2004
Revue française d'études américaines
Introduction
Marc Amfreville
(Université Paris XII)
Nathalie Dessens
(Université Toulouse II)
Si l’Amérique, avant d’être un pays, est historiquement et symboliquement un territoire de l’imaginaire (au double sens où un imaginaire collectif en est à l’origine et où elle devient ensuite le lieu, le creuset d’un nouvel imaginaire des origines), elle est aussi ligne de fuite, au sens que Deleuze a accordé à ce terme dans un dialogue où il s’agit pour lui de démontrer « la supériorité de la littérature anglaise-américaine » : « Partir, s’évader, c’est tracer une ligne. La ligne de fuite est une déterritorialisation
[1]. »
Ce point de vue constituait un départ (et non pas une limite) pour les réflexions sur l’Amérique des Territoires qui ont animé le Congrès annuel de l’Association Française d'Études Américaines en mai 2003 à Rouen
[2]. Il visait à guider ateliers et communications dans la sphère des études littéraires et civilisationnelles hors des sentiers battus de la Frontière, de la
wilderness comme métaphore d’un inconscient topicalisé et autres figures convenues du discours critique (sauf précisément à les interroger comme clichés).

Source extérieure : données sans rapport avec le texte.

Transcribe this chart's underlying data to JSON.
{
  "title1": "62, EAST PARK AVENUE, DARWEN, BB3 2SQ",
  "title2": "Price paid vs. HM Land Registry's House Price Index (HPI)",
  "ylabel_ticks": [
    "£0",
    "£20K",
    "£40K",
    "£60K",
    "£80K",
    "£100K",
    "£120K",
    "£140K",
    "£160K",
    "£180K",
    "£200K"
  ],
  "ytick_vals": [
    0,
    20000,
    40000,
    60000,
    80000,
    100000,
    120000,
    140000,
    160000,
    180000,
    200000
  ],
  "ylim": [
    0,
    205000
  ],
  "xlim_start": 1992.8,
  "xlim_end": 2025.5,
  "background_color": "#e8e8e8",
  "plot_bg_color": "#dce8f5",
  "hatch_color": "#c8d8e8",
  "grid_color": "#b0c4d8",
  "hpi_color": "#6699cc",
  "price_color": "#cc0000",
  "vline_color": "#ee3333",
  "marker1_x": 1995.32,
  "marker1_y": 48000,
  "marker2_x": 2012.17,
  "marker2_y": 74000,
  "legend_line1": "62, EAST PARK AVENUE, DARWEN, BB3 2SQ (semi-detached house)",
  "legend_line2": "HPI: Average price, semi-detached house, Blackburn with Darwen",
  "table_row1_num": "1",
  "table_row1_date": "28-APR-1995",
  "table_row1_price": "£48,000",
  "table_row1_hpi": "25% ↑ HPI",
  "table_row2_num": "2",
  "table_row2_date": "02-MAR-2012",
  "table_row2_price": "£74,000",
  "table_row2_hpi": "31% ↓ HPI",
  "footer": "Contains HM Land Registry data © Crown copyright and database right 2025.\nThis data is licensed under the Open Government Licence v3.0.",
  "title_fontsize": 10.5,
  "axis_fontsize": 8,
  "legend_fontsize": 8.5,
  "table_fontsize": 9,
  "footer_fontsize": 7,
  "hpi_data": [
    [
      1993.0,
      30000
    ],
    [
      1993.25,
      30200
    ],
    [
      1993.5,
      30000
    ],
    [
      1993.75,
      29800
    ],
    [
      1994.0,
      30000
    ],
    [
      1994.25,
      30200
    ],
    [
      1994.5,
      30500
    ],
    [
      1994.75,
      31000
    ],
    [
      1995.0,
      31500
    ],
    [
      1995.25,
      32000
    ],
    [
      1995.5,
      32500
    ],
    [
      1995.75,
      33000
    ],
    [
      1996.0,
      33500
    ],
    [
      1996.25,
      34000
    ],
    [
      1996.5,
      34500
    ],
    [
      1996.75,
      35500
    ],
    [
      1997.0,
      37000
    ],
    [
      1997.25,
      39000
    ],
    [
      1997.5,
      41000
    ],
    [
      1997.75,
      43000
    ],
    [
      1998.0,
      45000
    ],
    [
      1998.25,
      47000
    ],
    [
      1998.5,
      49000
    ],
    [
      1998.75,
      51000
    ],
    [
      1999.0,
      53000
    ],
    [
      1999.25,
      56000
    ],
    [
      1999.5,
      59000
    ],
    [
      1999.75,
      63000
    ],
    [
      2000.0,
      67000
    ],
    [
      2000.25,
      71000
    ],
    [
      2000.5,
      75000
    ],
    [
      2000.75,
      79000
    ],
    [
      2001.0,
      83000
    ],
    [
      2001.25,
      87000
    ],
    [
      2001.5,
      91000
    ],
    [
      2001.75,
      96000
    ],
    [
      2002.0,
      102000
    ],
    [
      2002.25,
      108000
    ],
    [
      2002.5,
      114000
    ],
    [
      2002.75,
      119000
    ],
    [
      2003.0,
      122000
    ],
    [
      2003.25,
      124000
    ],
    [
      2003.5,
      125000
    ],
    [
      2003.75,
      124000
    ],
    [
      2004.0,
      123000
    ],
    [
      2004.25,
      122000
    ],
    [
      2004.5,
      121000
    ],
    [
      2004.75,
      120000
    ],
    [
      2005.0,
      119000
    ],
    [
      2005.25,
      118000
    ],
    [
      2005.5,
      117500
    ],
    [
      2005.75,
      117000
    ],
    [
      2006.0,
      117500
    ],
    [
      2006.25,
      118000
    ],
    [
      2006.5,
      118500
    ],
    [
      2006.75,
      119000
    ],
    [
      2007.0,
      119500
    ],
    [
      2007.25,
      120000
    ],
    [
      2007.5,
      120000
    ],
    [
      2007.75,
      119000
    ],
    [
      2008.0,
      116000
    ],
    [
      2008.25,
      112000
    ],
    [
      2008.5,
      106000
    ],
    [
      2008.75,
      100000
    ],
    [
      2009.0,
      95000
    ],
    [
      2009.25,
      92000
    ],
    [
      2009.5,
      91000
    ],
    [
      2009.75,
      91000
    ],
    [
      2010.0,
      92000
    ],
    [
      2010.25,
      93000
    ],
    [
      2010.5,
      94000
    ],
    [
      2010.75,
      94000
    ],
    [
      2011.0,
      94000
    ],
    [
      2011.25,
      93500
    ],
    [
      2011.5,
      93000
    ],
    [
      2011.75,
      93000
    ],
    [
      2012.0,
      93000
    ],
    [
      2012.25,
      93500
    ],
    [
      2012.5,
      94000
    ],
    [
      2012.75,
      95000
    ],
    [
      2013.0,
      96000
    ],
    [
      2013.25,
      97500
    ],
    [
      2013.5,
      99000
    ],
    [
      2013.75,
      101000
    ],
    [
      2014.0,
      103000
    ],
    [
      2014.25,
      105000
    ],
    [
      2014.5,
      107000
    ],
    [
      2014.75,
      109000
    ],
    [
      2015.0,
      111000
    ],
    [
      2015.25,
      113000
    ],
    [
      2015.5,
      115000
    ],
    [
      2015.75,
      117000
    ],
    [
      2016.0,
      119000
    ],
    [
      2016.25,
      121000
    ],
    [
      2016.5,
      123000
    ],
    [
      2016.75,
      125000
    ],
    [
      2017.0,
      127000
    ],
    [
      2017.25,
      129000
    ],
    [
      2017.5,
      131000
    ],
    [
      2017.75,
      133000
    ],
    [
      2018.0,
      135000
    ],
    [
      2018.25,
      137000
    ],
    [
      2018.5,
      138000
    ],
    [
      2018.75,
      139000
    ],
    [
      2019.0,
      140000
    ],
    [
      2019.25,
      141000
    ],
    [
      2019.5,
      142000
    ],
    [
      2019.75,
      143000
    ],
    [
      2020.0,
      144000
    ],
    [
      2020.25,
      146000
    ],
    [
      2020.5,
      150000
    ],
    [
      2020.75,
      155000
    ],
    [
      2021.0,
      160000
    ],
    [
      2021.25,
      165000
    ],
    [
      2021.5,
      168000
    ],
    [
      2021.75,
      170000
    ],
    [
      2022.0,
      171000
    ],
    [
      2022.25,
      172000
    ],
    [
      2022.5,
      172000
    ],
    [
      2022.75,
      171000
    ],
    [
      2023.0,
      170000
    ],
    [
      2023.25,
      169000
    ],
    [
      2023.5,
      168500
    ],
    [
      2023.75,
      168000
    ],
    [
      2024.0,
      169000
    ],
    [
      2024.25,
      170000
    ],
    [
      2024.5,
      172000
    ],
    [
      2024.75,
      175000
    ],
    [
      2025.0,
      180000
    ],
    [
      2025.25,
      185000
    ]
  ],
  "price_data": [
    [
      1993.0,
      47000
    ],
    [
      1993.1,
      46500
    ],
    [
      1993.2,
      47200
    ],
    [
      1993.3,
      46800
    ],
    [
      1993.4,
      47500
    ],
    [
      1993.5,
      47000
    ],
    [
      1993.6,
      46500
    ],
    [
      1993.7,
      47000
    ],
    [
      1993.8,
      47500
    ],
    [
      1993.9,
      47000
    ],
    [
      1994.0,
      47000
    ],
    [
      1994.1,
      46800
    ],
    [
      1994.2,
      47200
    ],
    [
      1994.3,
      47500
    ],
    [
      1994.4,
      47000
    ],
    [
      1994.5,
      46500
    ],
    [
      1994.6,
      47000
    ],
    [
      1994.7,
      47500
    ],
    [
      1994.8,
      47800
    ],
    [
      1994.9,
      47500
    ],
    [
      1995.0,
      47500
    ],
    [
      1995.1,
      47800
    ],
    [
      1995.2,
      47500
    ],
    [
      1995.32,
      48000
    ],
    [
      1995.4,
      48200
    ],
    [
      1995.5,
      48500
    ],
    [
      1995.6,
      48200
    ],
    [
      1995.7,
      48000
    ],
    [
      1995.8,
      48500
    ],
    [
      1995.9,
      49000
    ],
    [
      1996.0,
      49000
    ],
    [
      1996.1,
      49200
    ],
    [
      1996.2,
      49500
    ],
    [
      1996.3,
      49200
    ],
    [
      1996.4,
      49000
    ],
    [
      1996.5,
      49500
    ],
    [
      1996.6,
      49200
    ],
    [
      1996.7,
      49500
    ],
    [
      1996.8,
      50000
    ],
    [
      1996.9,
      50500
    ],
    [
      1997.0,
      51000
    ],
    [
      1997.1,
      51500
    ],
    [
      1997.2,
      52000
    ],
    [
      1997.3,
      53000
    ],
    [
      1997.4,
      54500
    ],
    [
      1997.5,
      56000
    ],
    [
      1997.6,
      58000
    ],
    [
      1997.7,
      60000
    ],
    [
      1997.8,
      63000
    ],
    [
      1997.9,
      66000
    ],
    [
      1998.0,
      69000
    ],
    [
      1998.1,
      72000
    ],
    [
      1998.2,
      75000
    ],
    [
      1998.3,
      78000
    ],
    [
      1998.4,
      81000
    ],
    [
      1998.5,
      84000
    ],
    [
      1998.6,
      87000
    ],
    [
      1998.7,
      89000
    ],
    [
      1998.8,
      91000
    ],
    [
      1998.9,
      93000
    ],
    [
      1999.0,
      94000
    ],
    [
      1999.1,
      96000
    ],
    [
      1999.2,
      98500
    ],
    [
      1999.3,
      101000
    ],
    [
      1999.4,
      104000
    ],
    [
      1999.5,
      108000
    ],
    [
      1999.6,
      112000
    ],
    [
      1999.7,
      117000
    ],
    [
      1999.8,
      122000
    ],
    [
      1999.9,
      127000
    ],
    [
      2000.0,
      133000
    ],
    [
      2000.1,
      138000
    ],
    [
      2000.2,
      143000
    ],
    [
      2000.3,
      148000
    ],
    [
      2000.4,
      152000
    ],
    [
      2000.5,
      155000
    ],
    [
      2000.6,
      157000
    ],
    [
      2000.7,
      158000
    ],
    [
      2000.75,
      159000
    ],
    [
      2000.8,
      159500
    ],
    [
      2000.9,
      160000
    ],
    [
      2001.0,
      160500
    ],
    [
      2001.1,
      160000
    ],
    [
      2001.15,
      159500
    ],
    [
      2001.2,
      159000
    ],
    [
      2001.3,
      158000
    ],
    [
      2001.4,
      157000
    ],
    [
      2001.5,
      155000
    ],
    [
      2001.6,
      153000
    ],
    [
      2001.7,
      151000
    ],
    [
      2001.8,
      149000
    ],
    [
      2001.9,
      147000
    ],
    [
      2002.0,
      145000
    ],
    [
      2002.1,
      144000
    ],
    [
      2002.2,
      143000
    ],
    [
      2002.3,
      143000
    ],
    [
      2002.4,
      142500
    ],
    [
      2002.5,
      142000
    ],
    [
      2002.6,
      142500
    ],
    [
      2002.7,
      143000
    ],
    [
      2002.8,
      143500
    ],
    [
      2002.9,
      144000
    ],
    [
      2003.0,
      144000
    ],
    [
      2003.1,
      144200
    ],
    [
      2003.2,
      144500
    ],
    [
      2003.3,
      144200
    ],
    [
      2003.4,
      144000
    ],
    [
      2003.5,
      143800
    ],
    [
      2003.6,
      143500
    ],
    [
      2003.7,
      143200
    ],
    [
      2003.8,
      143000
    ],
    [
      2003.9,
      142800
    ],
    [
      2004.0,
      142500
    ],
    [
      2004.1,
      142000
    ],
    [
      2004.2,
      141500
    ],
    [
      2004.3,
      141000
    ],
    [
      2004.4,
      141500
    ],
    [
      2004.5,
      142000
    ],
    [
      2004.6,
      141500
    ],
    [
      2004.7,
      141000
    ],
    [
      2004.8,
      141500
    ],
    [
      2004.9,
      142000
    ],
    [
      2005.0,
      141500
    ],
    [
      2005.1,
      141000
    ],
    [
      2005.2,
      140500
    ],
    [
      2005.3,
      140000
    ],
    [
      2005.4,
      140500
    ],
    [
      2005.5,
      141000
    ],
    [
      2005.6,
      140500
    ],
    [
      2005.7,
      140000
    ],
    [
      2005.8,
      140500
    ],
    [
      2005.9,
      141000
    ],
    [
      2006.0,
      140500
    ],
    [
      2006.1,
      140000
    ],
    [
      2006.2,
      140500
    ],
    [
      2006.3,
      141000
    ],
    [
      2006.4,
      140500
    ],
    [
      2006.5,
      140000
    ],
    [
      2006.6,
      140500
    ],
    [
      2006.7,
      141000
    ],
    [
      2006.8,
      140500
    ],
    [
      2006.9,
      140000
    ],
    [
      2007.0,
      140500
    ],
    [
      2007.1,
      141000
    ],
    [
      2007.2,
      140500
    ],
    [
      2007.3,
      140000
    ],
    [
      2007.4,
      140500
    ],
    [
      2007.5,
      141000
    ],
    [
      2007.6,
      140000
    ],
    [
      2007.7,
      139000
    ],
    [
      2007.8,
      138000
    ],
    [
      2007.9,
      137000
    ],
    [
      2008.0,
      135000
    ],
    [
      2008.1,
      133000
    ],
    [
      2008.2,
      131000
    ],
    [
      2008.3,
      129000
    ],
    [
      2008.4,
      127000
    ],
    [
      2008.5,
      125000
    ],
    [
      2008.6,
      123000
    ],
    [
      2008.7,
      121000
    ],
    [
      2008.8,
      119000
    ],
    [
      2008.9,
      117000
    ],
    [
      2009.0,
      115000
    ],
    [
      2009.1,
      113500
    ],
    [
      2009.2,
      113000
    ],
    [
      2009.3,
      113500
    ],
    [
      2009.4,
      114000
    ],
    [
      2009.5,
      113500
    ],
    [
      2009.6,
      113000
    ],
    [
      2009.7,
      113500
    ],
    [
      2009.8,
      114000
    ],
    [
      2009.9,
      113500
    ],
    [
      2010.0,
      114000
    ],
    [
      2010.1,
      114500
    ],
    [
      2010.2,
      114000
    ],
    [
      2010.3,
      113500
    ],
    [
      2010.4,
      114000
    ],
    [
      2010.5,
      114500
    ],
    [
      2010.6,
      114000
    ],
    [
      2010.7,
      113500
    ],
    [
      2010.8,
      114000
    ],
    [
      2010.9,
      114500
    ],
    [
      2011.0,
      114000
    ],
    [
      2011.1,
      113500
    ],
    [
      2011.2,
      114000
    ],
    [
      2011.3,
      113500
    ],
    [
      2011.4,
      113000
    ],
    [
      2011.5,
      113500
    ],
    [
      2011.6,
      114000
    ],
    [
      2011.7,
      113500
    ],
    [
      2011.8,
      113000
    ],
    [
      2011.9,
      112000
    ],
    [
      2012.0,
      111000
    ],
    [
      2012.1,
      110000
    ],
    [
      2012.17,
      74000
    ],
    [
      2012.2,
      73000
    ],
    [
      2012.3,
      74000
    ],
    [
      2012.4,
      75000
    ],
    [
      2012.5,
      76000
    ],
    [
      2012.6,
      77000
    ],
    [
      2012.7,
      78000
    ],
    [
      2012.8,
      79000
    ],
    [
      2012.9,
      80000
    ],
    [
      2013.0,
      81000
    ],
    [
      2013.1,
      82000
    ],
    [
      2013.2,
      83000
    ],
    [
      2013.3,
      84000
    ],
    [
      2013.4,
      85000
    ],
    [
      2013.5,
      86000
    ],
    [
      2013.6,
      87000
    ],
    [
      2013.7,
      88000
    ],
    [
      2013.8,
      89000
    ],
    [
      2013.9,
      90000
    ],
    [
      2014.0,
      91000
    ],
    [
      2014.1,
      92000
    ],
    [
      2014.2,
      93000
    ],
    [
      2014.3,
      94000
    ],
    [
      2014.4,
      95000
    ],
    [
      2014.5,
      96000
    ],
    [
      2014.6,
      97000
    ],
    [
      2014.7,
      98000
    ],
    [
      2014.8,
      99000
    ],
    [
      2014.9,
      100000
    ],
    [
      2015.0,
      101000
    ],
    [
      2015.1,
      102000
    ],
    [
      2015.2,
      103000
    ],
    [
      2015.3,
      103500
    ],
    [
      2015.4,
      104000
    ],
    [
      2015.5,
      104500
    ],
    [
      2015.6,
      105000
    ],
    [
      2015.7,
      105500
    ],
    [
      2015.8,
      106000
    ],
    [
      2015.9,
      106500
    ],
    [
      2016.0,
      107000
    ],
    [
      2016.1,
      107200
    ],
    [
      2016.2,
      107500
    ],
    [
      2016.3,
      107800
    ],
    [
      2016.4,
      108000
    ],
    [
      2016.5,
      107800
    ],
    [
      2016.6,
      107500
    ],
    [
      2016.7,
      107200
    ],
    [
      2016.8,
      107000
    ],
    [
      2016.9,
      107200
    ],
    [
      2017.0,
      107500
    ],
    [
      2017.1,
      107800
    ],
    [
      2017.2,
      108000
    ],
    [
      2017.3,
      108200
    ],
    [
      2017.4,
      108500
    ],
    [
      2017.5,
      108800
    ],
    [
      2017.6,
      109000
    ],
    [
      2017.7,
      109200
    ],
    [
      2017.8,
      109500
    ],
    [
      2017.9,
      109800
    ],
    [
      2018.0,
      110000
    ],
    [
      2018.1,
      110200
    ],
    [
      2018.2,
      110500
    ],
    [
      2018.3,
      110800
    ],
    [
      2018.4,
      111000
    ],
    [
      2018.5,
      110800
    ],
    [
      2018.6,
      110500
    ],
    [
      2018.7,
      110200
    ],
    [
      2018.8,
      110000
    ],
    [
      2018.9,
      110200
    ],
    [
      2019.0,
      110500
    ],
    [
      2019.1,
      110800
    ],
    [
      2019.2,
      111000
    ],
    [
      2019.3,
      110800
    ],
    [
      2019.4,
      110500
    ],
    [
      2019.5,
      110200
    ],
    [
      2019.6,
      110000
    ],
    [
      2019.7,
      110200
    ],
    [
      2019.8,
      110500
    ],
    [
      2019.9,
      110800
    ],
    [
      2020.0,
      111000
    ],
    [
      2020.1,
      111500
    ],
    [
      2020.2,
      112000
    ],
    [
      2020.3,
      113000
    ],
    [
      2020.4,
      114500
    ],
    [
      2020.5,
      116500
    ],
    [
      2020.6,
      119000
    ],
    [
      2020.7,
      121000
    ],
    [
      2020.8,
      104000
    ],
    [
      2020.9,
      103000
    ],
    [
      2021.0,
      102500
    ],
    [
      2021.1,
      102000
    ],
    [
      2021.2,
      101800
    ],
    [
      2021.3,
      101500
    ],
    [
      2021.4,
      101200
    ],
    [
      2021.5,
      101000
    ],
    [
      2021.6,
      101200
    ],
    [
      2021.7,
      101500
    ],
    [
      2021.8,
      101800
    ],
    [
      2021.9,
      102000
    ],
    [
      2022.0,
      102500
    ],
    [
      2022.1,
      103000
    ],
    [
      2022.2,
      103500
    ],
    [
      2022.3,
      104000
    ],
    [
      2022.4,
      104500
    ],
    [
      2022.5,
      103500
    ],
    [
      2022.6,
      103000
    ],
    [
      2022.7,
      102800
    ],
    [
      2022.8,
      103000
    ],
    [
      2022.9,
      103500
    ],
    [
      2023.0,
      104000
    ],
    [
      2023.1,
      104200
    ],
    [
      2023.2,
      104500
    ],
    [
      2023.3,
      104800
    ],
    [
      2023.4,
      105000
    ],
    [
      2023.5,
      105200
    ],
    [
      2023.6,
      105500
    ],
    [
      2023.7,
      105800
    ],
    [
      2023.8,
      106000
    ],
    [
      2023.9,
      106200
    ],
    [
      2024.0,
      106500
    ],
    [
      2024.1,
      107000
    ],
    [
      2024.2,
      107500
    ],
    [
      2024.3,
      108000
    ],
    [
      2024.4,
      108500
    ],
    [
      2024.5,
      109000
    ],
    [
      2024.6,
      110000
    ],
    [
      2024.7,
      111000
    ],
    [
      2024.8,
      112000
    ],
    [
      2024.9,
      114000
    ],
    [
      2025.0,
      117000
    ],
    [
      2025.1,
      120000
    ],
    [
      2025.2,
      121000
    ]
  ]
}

Il s’agissait – et le présent volume autant que l’ensemble des communications et le dynamisme des débats en ont témoigné – de privilégier un certain regard paradoxal sur différents aspects de notre champ d’investigation. Soulignons à quel point c’est notre objet (les États-Unis) qui oriente ce regard et inscrit dans les yeux de l’observateur la perspective qui l’informe.
Parce que la conquête de ce territoire naît d’une dépossession, parce que son espace se dépeuple dans le mouvement même qui le réensemence d’exilés, parce que sa liberté se construit au prix d’asservissements, parce que la douleur de tout déracinement entraîne immanquablement d’autres violences, enfin parce que toute trace de mémoire porte en elle un corrélat d’effacement, l’Amérique ne cesse de cacher et de dire, de taire et de clamer, de refouler et de cracher l’inhumanité qui la fonde.
L’Europe aurait beau jeu aujourd’hui d’oublier que l’infernal et prodigieux creuset qui mêle et broie est aussi la matérialisation en creux de ses propres visions de justice et du cauchemar de toutes ses intolérances. Le regard que nous portons sur l’Amérique impose un délicat dosage de recul et de sympathie, une prise de conscience simultanée de la fécondité et des bornes de notre position duelle. Si les États-Unis naissent de multiples errances, écrire sur l’Amérique contribue à l’ancrer aux confins d’un trop-plein d’imaginaire et d’un surcroît de réalité. Ne s’agit-il pas pour le critique littéraire comme pour l’historien, le géographe, le sociologue, de réinventer l’écarlate secret d’une lettre qui inscrit ses arabesques entre histoire et fiction, entre aventure individuelle et destinée nationale ?
Pour la réalisation de ce numéro de la RFEA consacré à une sélection problématisée des communications présentées au congrès annuel, notre choix s’est naturellement porté, plutôt que sur un sous-thème comme cela a souvent été le cas, vers les contributions les plus explicitement organisées autour du paradoxe esquissé dans le texte de cadrage. C'est donc l'idée de dé-territorialisation, dialectiquement envisagée dans ses rapports aux territoires, qui a guidé la trame de ce numéro, à travers la notion de représentation du nomadisme et de la sédentarité, celle de l’exil, réel ou intérieur, celle aussi de l’écriture comme lieu d’errance et d’inscription identitaire, dans ces territoires dont les contours demeurent mouvants et dynamiques, et qui font la spécificité des États-Unis. Ont également été privilégiées les réflexions situées à la croisée des disciplines et des discours critiques, parce que ces confluences apatrides permettent d’effacer les frontières et d’ouvrir les horizons.
Les articles retenus doivent donc être considérés, en marge de leur intérêt propre, comme l’émanation de l’esprit même d’un rassemblement qui aura, nous aimons à le penser, contribué à condenser et à stimuler des réflexions inédites et, à l’image des Territoires, plurielles et transhumantes. Ils esquissent, telle une mosaïque instable, les contours de cette dé-territorialisation, de cette projection hors du cadre définitoire, réel ou métaphorique, et nous conduisent à une relecture éphémère de l’espace américain, comme si l'imaginaire, en un mouvement synchronique de fuite et de retour, offrait un port d'escale où ancrer les errances.
[1]
Gilles Deleuze et Claire Parnet,
Dialogues (Paris : Champs, Flammarion, 1996) 47.
[2]
Que soient au passage remerciées Anne Wicke et toute l’équipe rouennaise pour une organisation sans faille et un accueil authentiquement amical.